Veera and Joji were promoting their newest collection Interpretations 2 (below) by visiting Happy Knits in Portland and Madtosh in Fort Worth.
See the short sleeved purple garment (True Friend) towards the back? I am so knitting this in Tosh 80/10/10.
Besides classes there was a trunk show,
a knit night,
and a special colorway dyed by Amy, with Joji and Veera's input, just for the occasion. It's Mockingjay, the perfect gray.
Madtosh Crafts is a beautiful places to be creative. I totally escaped into the world of thoughtful crafting for those hours. I'm thinking I need regular breaks like this, not necessarily classes out of town, but maybe camping on the beach, a long day hike, or anything to recharge me creatively during a stressful time in my life.
As soon as I got back, my non-knitting family and friends wanted to know if I learned anything, what I can do differently now, how I will use this. My knitting friends online, of course, were all like, "Woooow, how cool!" No explanation was needed.
But I'm pleased that beyond it being cool to be around such inspiring designers, I really did learn some things I can use to modify existing patterns or create my own designs. Not sure when that will happen, because I've already jumped into another KAL, but I am properly motivated.
The classes I took were geared toward more experienced knitters (many of my classmates were test knitters or designers). I figure between them, our teachers, and our colorful surroundings, some creativity had to rub off on me.
My first class was Shawls and Shapes with Veera Välimäki . Remember I've only made one shawl so far, but did begin to queue bazillions of shawl patterns after that. But I've just never been motivated to look beyond a Ravelry pattern search for a design. After having Veera lead us in a sort of "Choose Your Own Shawl Adventure" kind of activity, I feel like I have to create one myself.
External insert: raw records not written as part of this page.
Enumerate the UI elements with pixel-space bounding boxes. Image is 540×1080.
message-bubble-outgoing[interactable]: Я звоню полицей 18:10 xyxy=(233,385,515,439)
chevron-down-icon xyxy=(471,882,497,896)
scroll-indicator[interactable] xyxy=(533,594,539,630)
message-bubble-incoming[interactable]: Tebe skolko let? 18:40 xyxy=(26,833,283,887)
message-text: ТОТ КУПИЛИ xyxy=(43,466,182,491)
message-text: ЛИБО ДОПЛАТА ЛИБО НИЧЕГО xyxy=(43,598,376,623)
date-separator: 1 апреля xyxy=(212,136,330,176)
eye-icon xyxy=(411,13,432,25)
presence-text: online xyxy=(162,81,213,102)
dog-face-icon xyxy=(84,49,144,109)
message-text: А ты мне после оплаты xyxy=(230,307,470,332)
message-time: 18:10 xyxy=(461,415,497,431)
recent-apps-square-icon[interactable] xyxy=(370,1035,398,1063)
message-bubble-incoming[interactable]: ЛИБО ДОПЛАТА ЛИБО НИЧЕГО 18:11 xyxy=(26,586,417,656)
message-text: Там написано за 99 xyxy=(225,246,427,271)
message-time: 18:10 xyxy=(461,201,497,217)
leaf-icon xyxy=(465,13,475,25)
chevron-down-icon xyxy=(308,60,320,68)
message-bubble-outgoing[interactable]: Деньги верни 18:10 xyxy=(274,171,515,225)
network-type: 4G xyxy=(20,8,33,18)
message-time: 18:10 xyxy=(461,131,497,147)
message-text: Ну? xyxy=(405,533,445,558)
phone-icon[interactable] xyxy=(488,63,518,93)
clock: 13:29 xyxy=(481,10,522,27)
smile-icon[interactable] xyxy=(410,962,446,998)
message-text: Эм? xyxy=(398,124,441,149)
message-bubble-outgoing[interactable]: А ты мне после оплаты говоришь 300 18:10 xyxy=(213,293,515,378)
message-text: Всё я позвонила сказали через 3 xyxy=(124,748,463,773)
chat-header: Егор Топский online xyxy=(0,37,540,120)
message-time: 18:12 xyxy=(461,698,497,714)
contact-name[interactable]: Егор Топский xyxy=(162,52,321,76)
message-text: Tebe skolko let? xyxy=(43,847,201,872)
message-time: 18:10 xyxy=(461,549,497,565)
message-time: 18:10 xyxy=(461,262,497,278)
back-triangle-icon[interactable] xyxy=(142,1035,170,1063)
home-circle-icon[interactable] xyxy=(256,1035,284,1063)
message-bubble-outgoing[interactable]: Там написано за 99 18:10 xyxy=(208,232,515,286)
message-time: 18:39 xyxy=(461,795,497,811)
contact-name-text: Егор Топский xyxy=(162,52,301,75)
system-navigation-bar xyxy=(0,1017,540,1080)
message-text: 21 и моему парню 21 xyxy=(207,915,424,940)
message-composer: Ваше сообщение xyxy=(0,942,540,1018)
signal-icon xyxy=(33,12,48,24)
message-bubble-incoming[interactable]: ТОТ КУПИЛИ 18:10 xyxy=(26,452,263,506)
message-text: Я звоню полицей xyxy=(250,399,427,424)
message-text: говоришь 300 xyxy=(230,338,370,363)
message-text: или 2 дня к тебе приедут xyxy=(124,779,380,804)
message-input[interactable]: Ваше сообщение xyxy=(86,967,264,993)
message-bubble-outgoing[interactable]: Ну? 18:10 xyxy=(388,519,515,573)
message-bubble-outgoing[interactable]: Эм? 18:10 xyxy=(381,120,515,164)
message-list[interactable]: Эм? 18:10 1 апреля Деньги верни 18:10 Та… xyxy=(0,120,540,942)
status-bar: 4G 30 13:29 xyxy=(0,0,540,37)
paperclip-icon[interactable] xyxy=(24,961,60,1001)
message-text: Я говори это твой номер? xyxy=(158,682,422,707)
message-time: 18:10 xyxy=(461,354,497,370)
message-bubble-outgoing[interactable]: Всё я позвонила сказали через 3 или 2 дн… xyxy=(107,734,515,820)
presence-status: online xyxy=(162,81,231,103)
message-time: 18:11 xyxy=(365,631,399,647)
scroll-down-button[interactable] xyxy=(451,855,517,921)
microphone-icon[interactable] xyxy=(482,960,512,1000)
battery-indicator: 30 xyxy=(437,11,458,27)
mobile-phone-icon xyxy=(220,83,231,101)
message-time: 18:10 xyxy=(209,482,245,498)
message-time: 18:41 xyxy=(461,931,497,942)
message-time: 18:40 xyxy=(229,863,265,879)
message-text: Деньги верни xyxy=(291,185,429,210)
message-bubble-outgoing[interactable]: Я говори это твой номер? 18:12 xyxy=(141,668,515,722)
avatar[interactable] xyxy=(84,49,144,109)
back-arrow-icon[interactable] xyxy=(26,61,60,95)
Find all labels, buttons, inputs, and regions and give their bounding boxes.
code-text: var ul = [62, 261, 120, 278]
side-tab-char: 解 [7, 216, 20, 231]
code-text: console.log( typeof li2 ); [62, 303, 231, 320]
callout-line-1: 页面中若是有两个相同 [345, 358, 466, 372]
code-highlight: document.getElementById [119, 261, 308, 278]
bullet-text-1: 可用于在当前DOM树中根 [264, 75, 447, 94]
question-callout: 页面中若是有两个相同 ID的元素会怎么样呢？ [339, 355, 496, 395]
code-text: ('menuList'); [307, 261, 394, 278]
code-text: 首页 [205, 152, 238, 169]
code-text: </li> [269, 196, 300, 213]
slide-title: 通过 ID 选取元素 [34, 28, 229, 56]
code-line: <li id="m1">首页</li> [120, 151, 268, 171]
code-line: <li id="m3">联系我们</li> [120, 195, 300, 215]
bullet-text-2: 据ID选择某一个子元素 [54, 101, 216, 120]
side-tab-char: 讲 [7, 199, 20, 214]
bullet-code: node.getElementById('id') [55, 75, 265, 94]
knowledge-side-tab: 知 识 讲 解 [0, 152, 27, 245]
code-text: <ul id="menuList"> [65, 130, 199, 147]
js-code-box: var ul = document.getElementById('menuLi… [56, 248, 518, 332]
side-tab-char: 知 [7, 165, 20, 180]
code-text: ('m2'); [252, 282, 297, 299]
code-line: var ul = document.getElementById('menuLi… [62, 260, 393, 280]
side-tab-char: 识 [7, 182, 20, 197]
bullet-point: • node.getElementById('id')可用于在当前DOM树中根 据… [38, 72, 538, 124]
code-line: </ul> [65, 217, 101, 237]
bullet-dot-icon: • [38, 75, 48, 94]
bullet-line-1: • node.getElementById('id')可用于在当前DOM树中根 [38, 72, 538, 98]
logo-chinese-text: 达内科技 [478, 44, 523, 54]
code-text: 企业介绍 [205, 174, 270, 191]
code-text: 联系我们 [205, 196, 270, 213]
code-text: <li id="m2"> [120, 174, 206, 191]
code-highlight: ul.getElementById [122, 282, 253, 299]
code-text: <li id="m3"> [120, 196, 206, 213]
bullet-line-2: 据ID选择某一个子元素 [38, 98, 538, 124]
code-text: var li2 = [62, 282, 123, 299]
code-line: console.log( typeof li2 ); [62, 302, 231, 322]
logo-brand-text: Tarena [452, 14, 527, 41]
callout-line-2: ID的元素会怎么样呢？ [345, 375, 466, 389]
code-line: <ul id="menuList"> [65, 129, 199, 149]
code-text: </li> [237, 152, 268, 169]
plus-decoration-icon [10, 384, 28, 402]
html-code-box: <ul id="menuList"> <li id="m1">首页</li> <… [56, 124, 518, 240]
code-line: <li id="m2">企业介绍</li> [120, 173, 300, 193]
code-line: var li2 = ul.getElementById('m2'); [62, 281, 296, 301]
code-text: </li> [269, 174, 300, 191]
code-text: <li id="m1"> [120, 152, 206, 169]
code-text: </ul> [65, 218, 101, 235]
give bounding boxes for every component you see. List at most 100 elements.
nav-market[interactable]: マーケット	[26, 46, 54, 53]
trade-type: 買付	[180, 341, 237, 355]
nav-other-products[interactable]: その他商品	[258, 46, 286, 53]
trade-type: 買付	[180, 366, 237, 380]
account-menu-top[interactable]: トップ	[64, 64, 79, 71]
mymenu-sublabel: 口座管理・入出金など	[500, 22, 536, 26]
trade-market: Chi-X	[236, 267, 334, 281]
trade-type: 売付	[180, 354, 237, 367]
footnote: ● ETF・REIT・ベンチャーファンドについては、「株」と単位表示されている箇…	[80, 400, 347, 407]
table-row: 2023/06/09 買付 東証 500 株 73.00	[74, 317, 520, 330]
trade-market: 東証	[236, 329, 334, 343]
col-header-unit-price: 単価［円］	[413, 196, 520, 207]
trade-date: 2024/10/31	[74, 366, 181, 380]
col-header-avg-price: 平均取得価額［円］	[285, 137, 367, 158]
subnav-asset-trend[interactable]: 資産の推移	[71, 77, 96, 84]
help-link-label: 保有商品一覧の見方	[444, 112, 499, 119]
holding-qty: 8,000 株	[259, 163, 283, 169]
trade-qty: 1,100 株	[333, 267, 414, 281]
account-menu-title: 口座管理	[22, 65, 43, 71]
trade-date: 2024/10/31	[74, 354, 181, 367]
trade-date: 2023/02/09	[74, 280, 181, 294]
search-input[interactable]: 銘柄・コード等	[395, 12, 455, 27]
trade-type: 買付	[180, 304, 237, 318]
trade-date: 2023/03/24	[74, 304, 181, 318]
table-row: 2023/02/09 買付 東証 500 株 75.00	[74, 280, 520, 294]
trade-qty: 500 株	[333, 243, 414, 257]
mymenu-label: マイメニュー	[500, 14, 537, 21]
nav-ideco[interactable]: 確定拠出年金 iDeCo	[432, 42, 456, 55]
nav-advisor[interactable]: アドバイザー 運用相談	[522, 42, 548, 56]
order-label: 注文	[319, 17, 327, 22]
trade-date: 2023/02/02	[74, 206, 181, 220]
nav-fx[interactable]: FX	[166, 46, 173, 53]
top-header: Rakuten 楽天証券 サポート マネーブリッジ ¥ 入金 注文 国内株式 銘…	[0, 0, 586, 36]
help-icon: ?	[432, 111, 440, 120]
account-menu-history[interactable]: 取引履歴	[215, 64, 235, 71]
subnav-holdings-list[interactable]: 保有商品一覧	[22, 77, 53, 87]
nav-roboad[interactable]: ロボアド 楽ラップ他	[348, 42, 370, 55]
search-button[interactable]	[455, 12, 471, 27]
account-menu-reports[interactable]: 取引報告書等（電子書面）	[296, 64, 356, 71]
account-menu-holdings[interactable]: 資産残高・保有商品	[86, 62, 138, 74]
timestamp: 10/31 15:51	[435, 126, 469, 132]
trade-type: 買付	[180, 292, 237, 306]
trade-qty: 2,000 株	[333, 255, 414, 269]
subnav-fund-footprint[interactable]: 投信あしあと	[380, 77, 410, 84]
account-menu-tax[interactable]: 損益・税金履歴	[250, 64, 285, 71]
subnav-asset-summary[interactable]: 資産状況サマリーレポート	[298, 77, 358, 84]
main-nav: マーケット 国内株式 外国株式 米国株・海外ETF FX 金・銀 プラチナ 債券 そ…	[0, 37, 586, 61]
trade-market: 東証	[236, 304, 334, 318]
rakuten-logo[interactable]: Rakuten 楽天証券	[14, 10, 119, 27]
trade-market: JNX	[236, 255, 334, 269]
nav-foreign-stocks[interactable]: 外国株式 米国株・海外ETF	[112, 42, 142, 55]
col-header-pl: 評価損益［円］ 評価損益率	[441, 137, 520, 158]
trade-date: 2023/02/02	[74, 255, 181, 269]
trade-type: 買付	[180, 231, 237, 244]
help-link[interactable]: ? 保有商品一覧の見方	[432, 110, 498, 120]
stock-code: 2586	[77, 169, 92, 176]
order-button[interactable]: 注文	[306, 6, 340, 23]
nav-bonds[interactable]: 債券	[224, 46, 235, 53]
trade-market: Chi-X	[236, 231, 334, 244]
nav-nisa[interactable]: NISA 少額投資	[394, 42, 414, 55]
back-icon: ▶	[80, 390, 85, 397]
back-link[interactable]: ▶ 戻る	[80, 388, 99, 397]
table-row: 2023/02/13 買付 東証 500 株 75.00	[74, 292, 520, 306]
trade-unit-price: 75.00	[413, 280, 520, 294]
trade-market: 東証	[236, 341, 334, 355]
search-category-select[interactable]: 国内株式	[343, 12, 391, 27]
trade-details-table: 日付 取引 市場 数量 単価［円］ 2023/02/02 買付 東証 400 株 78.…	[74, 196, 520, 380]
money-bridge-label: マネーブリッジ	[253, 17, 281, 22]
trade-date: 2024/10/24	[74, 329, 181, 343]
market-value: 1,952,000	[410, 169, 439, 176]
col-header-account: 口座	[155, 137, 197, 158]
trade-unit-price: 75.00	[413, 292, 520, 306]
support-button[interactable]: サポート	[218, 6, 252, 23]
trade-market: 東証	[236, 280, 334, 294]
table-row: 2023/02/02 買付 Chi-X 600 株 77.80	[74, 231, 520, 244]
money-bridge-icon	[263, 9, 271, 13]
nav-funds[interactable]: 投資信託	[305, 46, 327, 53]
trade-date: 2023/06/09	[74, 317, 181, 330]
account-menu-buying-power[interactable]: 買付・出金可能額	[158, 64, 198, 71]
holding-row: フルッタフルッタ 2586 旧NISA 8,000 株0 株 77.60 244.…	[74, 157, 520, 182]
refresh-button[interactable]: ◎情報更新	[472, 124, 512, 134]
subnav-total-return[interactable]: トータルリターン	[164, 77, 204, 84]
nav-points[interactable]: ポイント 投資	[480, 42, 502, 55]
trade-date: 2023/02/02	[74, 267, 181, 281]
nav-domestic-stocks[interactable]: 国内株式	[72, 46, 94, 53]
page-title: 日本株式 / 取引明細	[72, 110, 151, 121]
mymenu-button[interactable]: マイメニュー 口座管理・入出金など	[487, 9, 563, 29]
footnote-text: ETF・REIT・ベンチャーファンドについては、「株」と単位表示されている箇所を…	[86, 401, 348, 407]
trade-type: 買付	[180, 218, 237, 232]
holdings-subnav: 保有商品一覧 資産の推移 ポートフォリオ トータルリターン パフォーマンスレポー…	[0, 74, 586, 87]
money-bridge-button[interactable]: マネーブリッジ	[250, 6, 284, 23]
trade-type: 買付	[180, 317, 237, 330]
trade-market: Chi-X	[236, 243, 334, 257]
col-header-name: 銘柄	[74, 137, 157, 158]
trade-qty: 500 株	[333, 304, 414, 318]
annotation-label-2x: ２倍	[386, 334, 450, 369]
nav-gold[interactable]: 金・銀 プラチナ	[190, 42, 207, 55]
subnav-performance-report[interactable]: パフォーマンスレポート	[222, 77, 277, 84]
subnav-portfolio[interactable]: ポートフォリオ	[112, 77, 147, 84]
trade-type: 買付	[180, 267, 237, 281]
I'd never have pictured myself designing a shawl, but now I have campfire shawl ideas, scarf-like shawl ideas, wedding shawl ideas, all rolling around in my head.
These are her mini shawls she brought to give us an idea of basic shawl shapes- so cute and perfect.
Then there's my mini shawl. Yeah... not so perfect. I began with a circular shawl, then added short row stripes. But, hey, I was paying attention to Veera, not my increases. Our notes included basic recipes for all the various shapes and tips for edges and blocking.
I most definitely want to knit one of Veera's shawls now. I've always been more of a sweater and hat knitter. Even though all of Ravelry has knit a Color Affection, I still have not. However, I'm thinking of making Stripe Study in these lovely colors of Tosh Merino Light.
It's appropriate, as my second class with Veera was all about Stripes. She covered horizontal, vertical, short row stripes, textural and blocked stripes. See her neat swatches, below. You know how you know there are neater ways to deal with introducing new colors and jogless stripes but you keep doing things the same old way because you're too lazy to learn anything new? This was my chance to focus, and practice these techniques until I got them. Well, my brioche needs work, but whose doesn't? I especially liked the helix striping technique.
Here are my not-so-neat swatches. Keep in mind I took the "bring yarn scraps for classroom use" email seriously. I did, indeed, bring scraps- scraps of puke green, burgundy, navy, and purple. They weren't quite as lovely to behold as my classmates' coordinated pairings in madelinetosh, but you get the point.
Veera did cover using the color wheel for stripes, value, and hue. My swatches looked ever more like abominations to me as the class went on. When I'm knitting "for real" I usually just wing it with colors, but I like the idea of using a more thoughtful approach to how I incorporate it in a design.
This is a good time to segue into Joji's class on Aproach to Sweater Design. Remember, I just made one of Joji's lovely designs, Dragonflies? Well, she discussed her entire design process: from keeping track of inspirations, to brainstorming construction methods tailored to your reader, choosing yarn, and some size grading. We practiced getting true measurements and solving fit problems with industry standard sizing. I liked seeing how she thought/drew everything out, on paper, from the beginning to the end. It was a good push for those of us who gets lots of ideas for designs but assume someone else is probably doing it better, so why bother. Joji encouraged us to just try thinking it through and see what happens. By the way, I think I'm gonna have to learn Excel. Boo.
One thing I thought was cool was her challenge for us to forget what we know about construction and just envision what we want made in a new way, then see if we can get there, practically. That sounds like a great experiment in creativity. It's the kind of thing you do when you're a new knitter and want to make something that looks "beyond your skill level" using simpler techniques. Anyway, I was completely inspired.
And that's the main thing I got from this event. Besides all of the techniques I had learned, I was leaving with the desire to make things burning brighter than ever inside of me.
Thank you Veera and Joji for the inspiration!